Малое в мыле мня, о нем моли меня! Нотрдам де ла Вилль, благодарствуем твоему балмхерцихиту! Огородник с липовым чаем, слово аптекаря. Хлеб его нехлебаем. Пусть он отдыхает, о странник, и не бери с него замогильных трат! И не порти его подземного помещенья! На нем заклятье Тута. Но нас поджидает леди и зовут ее А.Л.П. И ты будешь согласен. Она значит она. В силу ее свисающих сзатылка завитков. Сквасил силушку свою да на скамьях гаремных. Поппи Наранси, Жалия, Хлора, Маринка, Анилин, Парма. И ильк те дамы обладали ее радужными хамурами, но были только для вилько ее вымыслы, однако он создал средство. Тяф-тяф сего- кис-кис заутрадня как та столетняя сосня. Так кто же, кроме детьми обремененных беременных, будет судить по поводу пота лица?
Кудри не кудри ку-ку не умри
Пудри не пудри му-му не мудри
Дровни для дров ли? – Дурак дураком
Кто же там с прибылью? Он?
Ом!
Лилась под мост, а там прилив
Аттабом, аттабом, аттабомбомбум!
Лились и Фин и Ебба в пролив
Аттабом, аттабом, аттабомбомбум!
Нос в кабаке да ночь в бардаке
Вот что она нам дала!
Ола-ла!
Номад может бродить с Набухом, но пусть Нааман хохочет у Иордана.

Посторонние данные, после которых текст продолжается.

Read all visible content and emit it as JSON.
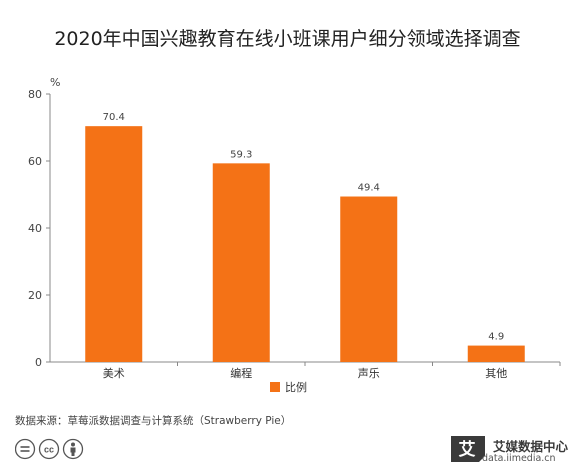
{
  "chart_data": {
    "type": "bar",
    "title": "2020年中国兴趣教育在线小班课用户细分领域选择调查",
    "ylabel": "%",
    "categories": [
      "美术",
      "编程",
      "声乐",
      "其他"
    ],
    "series": [
      {
        "name": "比例",
        "values": [
          70.4,
          59.3,
          49.4,
          4.9
        ],
        "color": "#f47216"
      }
    ],
    "ylim": [
      0,
      80
    ],
    "yticks": [
      0,
      20,
      40,
      60,
      80
    ],
    "grid": false,
    "legend_position": "bottom-center"
  },
  "footer": {
    "source": "数据来源：草莓派数据调查与计算系统（Strawberry Pie）",
    "cc_icons": [
      "equals-icon",
      "cc-icon",
      "person-icon"
    ]
  },
  "brand": {
    "name": "艾媒数据中心",
    "url": "data.iimedia.cn",
    "glyph": "艾"
  }
}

Ибо да, ибо наш парус несется выше камней ее, там на ее деревах мы развесили наши кейфары и поем, как рыдает она на бобах бабалонгских.
* * *
Во имя Аннахи Всемухущей Вечно-Ливейной Плюра-Бей-Поддающей да просклабится вымя Ея песением песен и урчаньем ручьев необычным!
Ее безымянный мамафест, упрочающий память о Высочайшей, выходил под всевозможными заголовками в разные периоды разложения. Так приходится слышать:
Аугуста! Ау, Густейшая!
Старейшая Себестия Спасисильнейшая!
Олуша Кро Кабы в Волнах Квашня
Останки Тонут без Остатка
Анна Встасия Она Встает и Падает
Сэр Алансон Спусти Кальсон и Панталоны Сэр Канон
Золотые Мои и Серебряные Деньки Женитьб
Влюбленный Тристрам и Прохладная Сисульда
Дубли Бубли
Ик Дик Дупидуп ет Ту Михимух
Купи Вывеску-с во Весь Кус
Что Твои Теперь Вчера что Зовешь Их Завтра?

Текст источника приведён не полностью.